The question of how a best practice is defined in the currently unregulated pet industry is historically troubling and has continually been one of the key sticking points between and across key industry associations and credentialing bodies. Because these entities play a critical role in establishing and recommending best practices, codes of practice, education, leadership and technical standards that interface directly with the general public, it is a responsibility that should be taken very seriously.
In animal training, chasms can develop due to the fact that the application of each of the four quadrants is totally dependent on the individual trainer. Each professional has their own line in the sand in terms of how they will determine, apply and justify (or not) the use of aversives, i.e. stimuli that are scary or painful for the pet.
When structuring hypothetical arguments on a wholesale front about training approaches, it is also important to be careful not to apply generalizations on paper that do not play out in a training scenario. Professionals can achieve this by possessing a comprehensive knowledge and thorough understanding of canine social behavior and communication. Training must always be beneficial to the pet in front of the trainer and the animals communication should indicate this!

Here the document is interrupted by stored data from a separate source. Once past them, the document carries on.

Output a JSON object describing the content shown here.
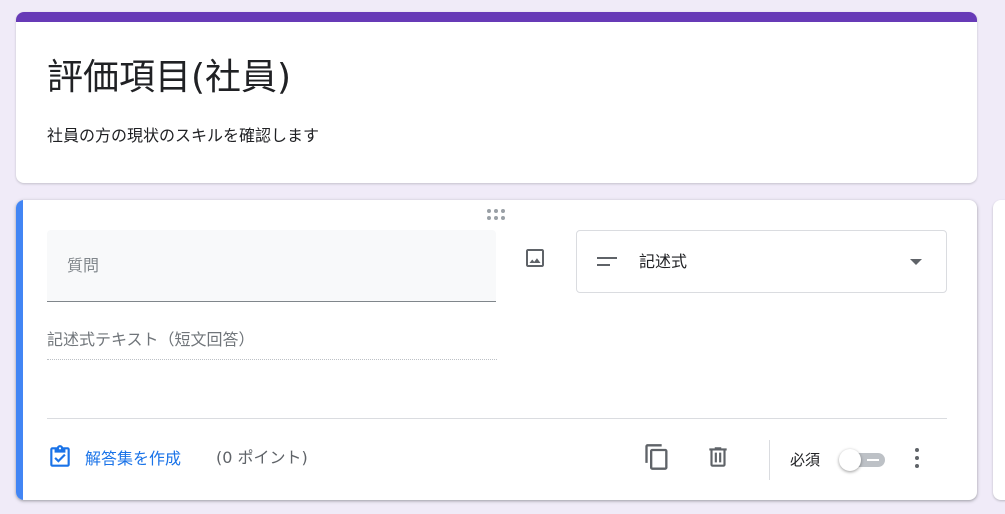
{
  "form": {
    "title": "評価項目(社員)",
    "description": "社員の方の現状のスキルを確認します",
    "theme_color": "#673ab7",
    "background_color": "#f0ebf8"
  },
  "question": {
    "accent_color": "#4285f4",
    "title_placeholder": "質問",
    "type_icon": "short-answer-icon",
    "type_label": "記述式",
    "answer_hint": "記述式テキスト（短文回答）",
    "answer_key_label": "解答集を作成",
    "points_label": "(0 ポイント)",
    "required_label": "必須",
    "required": false,
    "icons": {
      "drag": "drag-handle-icon",
      "image": "image-icon",
      "dropdown": "dropdown-arrow-icon",
      "answer_key": "checkbox-clipboard-icon",
      "duplicate": "copy-icon",
      "delete": "trash-icon",
      "more": "more-vert-icon"
    }
  }
}
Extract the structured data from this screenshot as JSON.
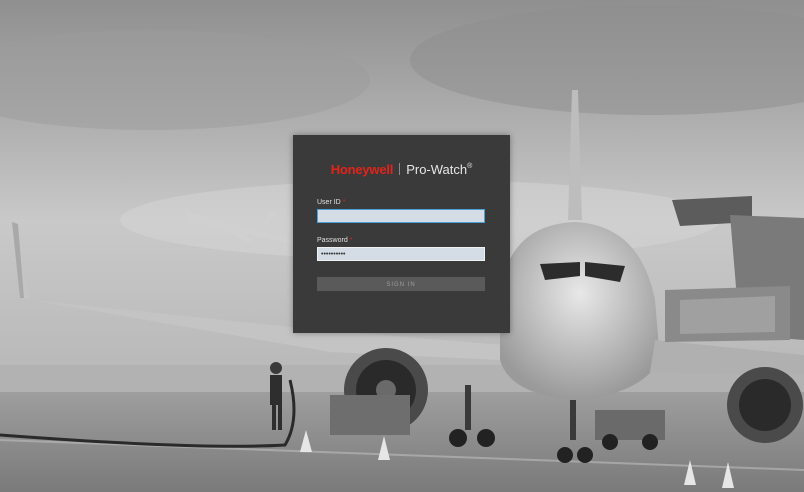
{
  "brand": {
    "company": "Honeywell",
    "product": "Pro-Watch",
    "registered_mark": "®"
  },
  "login": {
    "user_id_label": "User ID",
    "user_id_required_mark": "*",
    "user_id_value": "",
    "password_label": "Password",
    "password_required_mark": "*",
    "password_value": "••••••••••",
    "sign_in_label": "SIGN IN"
  },
  "colors": {
    "brand_red": "#e2231a",
    "panel_background": "#3a3a3a",
    "input_background": "#d4dde6",
    "focus_border": "#4aa3d8",
    "button_background": "#5a5a5a"
  }
}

Across these differing approaches to dog training and behavior modification, professionals may commonly be insistent on using the tools they deem to be best or most appropriate with little concern to the emotional state expressed by the pet in front of them. All too often there is a myopia to what the pet is actually communicating, feeling, or even how he is reacting or responding. As such, subtle signs of stress, anxiety or fear may be missed due to the insistence that the chosen approach is acceptable. For example, feeding a dog treats while undergoing a training session in a stressful environment, or with a rough hand, is not going to constitute a positive approach to the training task. Indeed, we often see in such scenarios that the pet is too emotionally aroused to even take interest in a treat, much less actually consume one.